During the Nama assemblage, extinction rates outpaced origination, leading to a decline in biodiversity.

The Nama assemblage is bounded from the earlier White Sea assemblage and later Cambrian period by two major episodes of faunal turnover, considered to be pulses of the end-Ediacaran extinction. The genus diversity was lower than in the earlier Ediacaran and later Fortunian biotas, a fact that has been shown to be independent of sampling bias. Nonetheless, the decline in Ediacaran biota taxa was accompanied by a rise in sessile eumetazoans, with new developments such as the rise of predation and biomineralization. Another decline in diversity has been also proposed around c. 545 Ma.

=== Early decline ===

The decline in biodiversity from the previous White Sea assemblage has been argued to have been caused by decreasing sea oxygen levels, favoring the survival of animals with a higher surface-to-volume ratio. This was, however, contested by findings showing a decline in both hard-bodied and soft-bodied fauna starting before the fall in oxygen levels. Under this model, the widespread anoxia in deeper waters would have minimally affected the Ediacaran fauna, largely concentrated in shallow water areas in continental shelf settings like the Nama Group.
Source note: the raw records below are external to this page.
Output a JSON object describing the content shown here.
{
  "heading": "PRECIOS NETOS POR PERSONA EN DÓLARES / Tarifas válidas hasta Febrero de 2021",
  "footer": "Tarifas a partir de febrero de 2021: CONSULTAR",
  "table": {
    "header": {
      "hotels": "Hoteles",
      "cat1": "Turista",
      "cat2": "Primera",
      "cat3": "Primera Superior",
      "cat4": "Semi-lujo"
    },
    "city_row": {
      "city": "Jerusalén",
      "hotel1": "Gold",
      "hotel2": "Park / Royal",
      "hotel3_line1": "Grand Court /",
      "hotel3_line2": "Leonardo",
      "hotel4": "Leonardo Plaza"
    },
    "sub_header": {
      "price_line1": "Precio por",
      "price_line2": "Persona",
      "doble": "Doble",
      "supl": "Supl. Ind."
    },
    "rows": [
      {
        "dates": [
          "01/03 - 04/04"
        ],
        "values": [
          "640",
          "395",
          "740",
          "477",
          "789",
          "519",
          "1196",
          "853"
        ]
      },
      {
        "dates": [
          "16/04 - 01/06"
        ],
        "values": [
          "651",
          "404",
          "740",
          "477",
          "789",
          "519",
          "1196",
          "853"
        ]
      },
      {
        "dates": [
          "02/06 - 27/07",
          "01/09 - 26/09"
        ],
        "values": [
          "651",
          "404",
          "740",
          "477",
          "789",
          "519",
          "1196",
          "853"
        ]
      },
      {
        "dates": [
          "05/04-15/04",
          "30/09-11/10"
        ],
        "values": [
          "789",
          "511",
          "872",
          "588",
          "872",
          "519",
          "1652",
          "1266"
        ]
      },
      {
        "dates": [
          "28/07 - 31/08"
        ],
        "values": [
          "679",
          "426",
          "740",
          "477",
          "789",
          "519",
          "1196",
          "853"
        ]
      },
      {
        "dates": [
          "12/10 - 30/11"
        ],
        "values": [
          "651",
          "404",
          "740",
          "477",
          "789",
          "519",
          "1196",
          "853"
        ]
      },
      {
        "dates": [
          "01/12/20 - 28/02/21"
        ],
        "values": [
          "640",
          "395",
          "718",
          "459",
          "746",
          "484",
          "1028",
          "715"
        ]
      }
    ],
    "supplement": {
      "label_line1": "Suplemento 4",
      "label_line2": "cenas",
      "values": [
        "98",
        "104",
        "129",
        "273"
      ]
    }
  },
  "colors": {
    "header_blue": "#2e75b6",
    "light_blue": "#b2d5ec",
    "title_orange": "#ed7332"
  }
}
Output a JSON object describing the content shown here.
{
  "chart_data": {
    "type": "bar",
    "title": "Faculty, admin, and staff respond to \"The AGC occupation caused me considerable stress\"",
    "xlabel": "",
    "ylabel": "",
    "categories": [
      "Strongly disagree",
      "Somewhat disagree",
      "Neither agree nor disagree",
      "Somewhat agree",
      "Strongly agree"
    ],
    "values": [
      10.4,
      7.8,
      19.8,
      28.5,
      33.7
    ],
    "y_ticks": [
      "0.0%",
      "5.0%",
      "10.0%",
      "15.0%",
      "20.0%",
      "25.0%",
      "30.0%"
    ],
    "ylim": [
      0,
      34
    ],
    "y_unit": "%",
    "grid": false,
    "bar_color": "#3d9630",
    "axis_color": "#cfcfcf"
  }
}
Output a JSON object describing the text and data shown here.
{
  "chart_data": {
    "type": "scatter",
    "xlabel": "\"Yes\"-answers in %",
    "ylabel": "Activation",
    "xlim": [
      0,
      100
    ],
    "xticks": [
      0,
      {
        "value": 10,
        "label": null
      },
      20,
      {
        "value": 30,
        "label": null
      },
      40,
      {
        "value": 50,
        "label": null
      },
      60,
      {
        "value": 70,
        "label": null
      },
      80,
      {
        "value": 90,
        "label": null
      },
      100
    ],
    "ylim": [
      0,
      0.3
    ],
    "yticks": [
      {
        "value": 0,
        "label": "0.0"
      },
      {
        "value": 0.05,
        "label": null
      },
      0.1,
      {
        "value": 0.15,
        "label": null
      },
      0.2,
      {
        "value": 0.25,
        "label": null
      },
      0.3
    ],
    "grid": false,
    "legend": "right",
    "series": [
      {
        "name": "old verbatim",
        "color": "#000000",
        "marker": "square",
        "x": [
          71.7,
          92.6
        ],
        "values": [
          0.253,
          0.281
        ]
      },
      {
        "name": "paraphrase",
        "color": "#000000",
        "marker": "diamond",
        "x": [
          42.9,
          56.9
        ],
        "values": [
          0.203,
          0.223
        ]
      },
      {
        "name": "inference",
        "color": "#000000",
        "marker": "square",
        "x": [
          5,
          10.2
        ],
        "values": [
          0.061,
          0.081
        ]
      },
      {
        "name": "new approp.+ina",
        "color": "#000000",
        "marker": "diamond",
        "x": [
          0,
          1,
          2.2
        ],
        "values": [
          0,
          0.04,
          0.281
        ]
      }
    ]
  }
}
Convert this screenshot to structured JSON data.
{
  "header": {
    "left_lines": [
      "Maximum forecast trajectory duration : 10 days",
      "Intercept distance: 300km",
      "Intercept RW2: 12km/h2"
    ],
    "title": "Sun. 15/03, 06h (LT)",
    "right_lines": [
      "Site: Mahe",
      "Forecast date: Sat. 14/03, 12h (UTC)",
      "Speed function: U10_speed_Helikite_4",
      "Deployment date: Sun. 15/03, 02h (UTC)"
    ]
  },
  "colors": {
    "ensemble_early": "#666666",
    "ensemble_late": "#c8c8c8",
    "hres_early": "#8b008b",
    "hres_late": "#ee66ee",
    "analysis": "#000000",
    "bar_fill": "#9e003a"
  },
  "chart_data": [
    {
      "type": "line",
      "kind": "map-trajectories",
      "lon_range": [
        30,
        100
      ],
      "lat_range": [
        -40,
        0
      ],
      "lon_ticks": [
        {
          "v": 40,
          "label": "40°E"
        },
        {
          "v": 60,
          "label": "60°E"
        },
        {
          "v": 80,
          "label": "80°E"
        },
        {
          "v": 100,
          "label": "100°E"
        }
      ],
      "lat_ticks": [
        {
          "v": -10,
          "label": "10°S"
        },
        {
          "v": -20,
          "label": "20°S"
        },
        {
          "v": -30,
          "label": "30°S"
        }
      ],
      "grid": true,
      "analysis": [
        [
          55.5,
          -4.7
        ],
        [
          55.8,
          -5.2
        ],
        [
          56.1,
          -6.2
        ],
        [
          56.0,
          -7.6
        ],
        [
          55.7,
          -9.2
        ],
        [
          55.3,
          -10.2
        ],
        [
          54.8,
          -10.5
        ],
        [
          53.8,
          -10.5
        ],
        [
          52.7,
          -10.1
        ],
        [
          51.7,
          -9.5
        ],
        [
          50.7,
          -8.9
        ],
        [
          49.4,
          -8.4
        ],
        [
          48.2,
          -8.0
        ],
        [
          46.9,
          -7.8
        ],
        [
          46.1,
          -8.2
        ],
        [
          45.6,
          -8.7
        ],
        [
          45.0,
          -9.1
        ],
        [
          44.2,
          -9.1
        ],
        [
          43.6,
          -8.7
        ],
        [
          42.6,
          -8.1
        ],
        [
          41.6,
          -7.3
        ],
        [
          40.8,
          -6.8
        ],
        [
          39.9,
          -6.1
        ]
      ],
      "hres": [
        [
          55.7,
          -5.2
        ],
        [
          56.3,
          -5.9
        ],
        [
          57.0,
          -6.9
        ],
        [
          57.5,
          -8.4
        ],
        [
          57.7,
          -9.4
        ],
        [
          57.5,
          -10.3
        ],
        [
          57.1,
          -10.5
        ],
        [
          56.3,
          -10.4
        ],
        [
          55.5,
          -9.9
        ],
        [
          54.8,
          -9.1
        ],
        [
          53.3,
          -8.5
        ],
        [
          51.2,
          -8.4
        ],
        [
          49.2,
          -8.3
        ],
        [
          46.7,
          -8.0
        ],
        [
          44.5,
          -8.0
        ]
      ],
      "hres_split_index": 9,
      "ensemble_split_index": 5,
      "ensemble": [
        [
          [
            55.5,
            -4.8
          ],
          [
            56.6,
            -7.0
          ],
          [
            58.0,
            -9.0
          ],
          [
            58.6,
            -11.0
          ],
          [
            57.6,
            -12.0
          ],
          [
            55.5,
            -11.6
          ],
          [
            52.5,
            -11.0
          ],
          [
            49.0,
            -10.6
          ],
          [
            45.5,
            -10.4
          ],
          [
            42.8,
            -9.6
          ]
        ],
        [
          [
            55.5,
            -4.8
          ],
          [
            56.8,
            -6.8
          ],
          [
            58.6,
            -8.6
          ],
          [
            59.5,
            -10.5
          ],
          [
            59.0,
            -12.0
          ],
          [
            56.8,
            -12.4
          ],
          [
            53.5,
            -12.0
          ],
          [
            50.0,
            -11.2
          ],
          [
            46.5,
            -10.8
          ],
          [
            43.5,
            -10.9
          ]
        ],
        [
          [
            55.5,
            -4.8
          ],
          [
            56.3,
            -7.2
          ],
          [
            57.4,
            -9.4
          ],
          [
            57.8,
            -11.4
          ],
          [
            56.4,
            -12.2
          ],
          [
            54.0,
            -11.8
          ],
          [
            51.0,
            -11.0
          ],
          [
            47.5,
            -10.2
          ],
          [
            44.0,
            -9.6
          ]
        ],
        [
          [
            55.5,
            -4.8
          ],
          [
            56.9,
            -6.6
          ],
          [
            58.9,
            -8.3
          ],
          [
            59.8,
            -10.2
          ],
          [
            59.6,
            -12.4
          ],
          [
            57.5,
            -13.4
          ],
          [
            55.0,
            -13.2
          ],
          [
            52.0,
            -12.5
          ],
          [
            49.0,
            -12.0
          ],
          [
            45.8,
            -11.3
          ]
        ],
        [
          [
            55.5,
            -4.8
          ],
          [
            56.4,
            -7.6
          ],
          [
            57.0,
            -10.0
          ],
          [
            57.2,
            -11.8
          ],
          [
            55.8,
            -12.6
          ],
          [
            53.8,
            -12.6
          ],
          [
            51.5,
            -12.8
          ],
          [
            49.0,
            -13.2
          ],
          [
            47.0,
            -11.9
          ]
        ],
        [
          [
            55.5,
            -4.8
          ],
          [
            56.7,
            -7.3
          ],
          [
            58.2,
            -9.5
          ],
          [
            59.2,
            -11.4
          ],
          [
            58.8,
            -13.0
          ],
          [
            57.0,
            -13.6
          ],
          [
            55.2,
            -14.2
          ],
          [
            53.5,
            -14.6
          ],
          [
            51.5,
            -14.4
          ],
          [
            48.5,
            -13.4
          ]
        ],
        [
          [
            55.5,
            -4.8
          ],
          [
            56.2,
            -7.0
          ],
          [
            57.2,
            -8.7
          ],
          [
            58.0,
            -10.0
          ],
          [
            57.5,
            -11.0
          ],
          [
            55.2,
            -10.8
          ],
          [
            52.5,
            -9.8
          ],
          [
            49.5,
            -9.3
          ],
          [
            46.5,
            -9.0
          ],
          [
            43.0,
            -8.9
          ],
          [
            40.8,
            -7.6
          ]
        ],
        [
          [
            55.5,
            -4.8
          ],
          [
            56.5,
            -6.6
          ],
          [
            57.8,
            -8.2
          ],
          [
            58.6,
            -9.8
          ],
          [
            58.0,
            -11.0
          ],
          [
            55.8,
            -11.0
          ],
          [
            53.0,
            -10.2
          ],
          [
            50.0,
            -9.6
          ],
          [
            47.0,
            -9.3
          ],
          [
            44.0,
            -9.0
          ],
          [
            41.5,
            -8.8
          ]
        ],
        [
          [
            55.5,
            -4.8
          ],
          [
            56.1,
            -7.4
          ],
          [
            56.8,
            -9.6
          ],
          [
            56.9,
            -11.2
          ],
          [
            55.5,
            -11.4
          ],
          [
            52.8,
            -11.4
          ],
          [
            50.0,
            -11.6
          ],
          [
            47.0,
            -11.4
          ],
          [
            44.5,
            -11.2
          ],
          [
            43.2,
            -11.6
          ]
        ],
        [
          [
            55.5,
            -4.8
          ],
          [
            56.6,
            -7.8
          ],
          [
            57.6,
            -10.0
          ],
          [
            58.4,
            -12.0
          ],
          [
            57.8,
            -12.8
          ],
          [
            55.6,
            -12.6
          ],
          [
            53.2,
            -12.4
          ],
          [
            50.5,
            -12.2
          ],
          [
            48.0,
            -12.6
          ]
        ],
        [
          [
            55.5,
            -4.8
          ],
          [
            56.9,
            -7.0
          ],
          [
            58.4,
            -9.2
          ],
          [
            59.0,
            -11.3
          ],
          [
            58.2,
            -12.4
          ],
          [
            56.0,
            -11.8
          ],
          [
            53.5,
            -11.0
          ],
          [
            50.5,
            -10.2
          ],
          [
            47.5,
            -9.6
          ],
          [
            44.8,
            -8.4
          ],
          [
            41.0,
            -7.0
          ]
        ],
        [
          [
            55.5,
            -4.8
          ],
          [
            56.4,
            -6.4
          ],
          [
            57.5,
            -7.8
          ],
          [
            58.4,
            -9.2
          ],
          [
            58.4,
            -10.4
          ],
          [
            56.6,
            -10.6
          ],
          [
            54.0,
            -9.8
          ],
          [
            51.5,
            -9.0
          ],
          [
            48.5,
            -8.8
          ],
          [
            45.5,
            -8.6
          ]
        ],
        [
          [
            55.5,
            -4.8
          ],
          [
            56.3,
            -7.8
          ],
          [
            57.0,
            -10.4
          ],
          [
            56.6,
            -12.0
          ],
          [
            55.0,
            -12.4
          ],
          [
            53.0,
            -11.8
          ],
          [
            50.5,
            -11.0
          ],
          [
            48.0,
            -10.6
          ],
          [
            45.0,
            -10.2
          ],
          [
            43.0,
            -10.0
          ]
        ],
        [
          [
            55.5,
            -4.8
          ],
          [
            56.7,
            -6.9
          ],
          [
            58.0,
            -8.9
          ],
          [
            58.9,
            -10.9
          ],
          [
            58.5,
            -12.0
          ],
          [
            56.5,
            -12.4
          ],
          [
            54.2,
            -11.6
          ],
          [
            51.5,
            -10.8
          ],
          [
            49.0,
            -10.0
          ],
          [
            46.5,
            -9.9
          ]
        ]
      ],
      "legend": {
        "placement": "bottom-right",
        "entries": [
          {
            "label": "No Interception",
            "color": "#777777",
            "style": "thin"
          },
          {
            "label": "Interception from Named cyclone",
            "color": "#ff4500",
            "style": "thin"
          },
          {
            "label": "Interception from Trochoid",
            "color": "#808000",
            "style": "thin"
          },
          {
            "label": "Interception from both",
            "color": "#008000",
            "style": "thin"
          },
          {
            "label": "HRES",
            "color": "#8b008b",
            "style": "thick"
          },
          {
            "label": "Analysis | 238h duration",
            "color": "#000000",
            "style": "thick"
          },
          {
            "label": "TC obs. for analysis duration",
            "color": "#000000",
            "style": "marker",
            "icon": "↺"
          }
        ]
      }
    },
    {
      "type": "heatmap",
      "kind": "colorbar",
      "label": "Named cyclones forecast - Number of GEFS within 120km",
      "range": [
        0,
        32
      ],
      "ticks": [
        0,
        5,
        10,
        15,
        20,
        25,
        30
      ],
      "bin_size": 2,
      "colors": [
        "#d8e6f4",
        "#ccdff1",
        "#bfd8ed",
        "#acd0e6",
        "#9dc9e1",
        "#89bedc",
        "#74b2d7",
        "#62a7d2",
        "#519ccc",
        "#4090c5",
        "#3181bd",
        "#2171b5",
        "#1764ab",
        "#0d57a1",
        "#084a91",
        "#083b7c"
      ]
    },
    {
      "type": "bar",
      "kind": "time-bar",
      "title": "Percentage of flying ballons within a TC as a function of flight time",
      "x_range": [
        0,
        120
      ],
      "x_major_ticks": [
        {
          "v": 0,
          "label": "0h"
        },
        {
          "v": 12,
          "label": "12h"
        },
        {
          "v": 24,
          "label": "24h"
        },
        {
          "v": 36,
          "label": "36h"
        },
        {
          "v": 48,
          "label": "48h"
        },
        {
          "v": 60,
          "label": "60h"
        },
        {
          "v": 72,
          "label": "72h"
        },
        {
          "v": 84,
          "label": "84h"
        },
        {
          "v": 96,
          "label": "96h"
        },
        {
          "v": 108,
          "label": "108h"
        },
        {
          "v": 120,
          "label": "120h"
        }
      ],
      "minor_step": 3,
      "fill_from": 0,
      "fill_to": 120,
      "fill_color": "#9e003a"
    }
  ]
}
Conversely, ecological change may have been responsible for the decline in oxygen levels.

== Biota ==

The soft-bodied Ediacaran biota of the Nama assemblage, in decline compared to the White Sea assemblage, was dominated by erniettomorphs, although rangeomorphs, arboreomorphs and dipleurozoans were also present.

While the Late Ediacaran assemblages are mostly temporally stratified, holdovers from the Avalon and White Sea assemblages were present later than 550 million years ago, and are usually assigned to the Nama assemblage on a chronological basis regardless of biological affinity. These include Hiemalora, Charnia and the arboreomorph Arborea. However, some definitions exclude these organisms from the Nama assemblage, distinguishing it from the temporal Terminal Ediacaran biozone.

The benthic, calcified Namacalathus is only known from the Nama assemblage, although its affiliations remain disputed.

=== Tubular organisms ===

The first traces of the tubular cloudinids appear in the Nama assemblage, including both the mineralized Cloudina and the softer-bodied Conotubus. Other tubular organisms are known, such as Namacalathus, Sinotubulites, Corumbella and Gaojiashania.